To calculate the forces on the boat, let’s however first consider an idealized case without blade slip. Imagine the rower to catch poles standing in the canal, as depicted in the following figure:

The rower pulls the handle with a force $F_{\rm handle}$. Through the lever principle, this results in forces $F_{\rm oarlock}$ and $F_{\rm blade}$ at the oarlock and the blade, respectively. As the blade doesn’t slip, no work is done at the blade. Thus, the work at the handle being equal to the work at the oarlock, the oarlock force is given by:

$F_{\rm oarlock} = \frac{L}{l_{\rm out}} F_{\rm handle}$

where $L$ is the total length of the oar (measured from the handle to the center of the blade). On the right hand side of the figure, the forces on the hull are depicted. The oarlock force accelerates the boat, while the drag force $W$ and the rowers footboard force $F_{\rm foot}$ act in the opposite direction. Using Marinus van Holst’s notation, $\dot{x}$ is the velocity of the hull, $\dot{z}$ is the velocity of the center of mass, and $\dot{y}$ is the velocity of the rower with respect to the hull. The equations of motion are thus:

$F_{\rm prop} = (m_c + m_b) \ddot{z} = m_b \ddot{x} + m_c (\ddot{x}+\ddot{y})$

$m_b \ddot{x} = \frac{L}{l_{\rm out}} F_{\rm handle} - F_{\rm foot} - W$

$m_c (\ddot{x}+\ddot{y}) = F_{\rm foot} - F_{\rm handle}$

Inserting the last two equations into the one for the net propulsive force on the system, $F_{\rm prop}$, we obtain:

$F_{\rm prop} = \frac{L}{l_{\rm out}} F_{\rm handle} - F_{\rm foot} - W + F_{\rm foot} - F_{\rm handle}$

Thus, finally we obtain:

$F_{\rm prop}= \frac{l_{\rm in}}{l_{\rm out}} F_{\rm handle} - W = F_{\rm blade} - W$

Voilà, the net force on the system equals the blade force minus the drag force. This is logical, as the blade and the hull area are the only points of contact between the boat and the rest of the world.

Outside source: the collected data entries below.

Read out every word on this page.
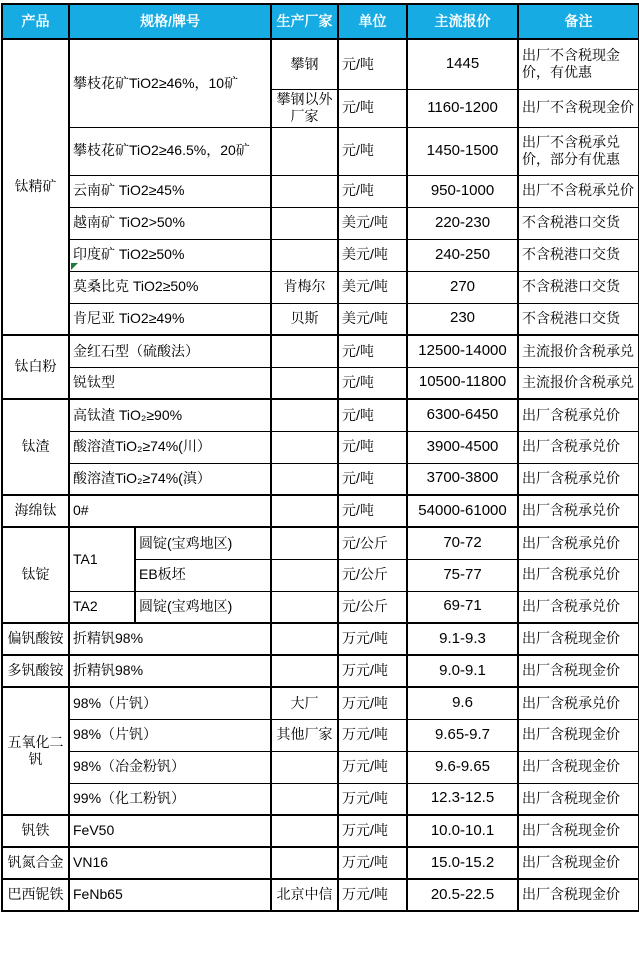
产品	规格/牌号		生产厂家	单位	主流报价	备注
钛精矿	攀枝花矿TiO2≥46%，10矿		攀钢	元/吨	1445	出厂不含税现金价，有优惠
			攀钢以外厂家	元/吨	1160-1200	出厂不含税现金价
	攀枝花矿TiO2≥46.5%，20矿			元/吨	1450-1500	出厂不含税承兑价，部分有优惠
	云南矿 TiO2≥45%			元/吨	950-1000	出厂不含税承兑价
	越南矿 TiO2>50%			美元/吨	220-230	不含税港口交货
	印度矿 TiO2≥50%			美元/吨	240-250	不含税港口交货
	莫桑比克 TiO2≥50%		肯梅尔	美元/吨	270	不含税港口交货
	肯尼亚 TiO2≥49%		贝斯	美元/吨	230	不含税港口交货
钛白粉	金红石型（硫酸法）			元/吨	12500-14000	主流报价含税承兑
	锐钛型			元/吨	10500-11800	主流报价含税承兑
钛渣	高钛渣 TiO₂≥90%			元/吨	6300-6450	出厂含税承兑价
	酸溶渣TiO₂≥74%(川）			元/吨	3900-4500	出厂含税承兑价
	酸溶渣TiO₂≥74%(滇）			元/吨	3700-3800	出厂含税承兑价
海绵钛	0#			元/吨	54000-61000	出厂含税承兑价
钛锭	TA1	圆锭(宝鸡地区)		元/公斤	70-72	出厂含税承兑价
		EB板坯		元/公斤	75-77	出厂含税承兑价
	TA2	圆锭(宝鸡地区)		元/公斤	69-71	出厂含税承兑价
偏钒酸铵	折精钒98%			万元/吨	9.1-9.3	出厂含税现金价
多钒酸铵	折精钒98%			万元/吨	9.0-9.1	出厂含税现金价
五氧化二钒	98%（片钒）		大厂	万元/吨	9.6	出厂含税承兑价
	98%（片钒）		其他厂家	万元/吨	9.65-9.7	出厂含税现金价
	98%（冶金粉钒）			万元/吨	9.6-9.65	出厂含税现金价
	99%（化工粉钒）			万元/吨	12.3-12.5	出厂含税现金价
钒铁	FeV50			万元/吨	10.0-10.1	出厂含税现金价
钒氮合金	VN16			万元/吨	15.0-15.2	出厂含税现金价
巴西铌铁	FeNb65		北京中信	万元/吨	20.5-22.5	出厂含税现金价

Now, for the slipping blade situation, the balance of forces is slightly different. From work considerations, we have

$F_{\rm handle} (\dot{x}+\dot{y}) - F_{\rm oarlock} \dot{x} - F_{\rm blade} (\dot{\phi} l_{\rm out} - \dot{x}) = 0$

Where the blade force is still* given by:

$F_{\rm blade} = \frac{l_{\rm in}}{l_{\rm out}} F_{\rm handle}$

The system net propulsive force is given by $F_{\rm blade} - W$.

Still nothing new here, dear readers. In the next post, I will finally address the energy balance question. This will be an interesting one, as there are differences between the findings of the two giants (on whose shoulders I stand) about the amount of energy dissipated in the body of the rower.

I have removed the references to a virtual outboard $l_2$ from this text. The use of this virtual outboard is not necessary and leads to erroneous results. I have updated my model accordingly.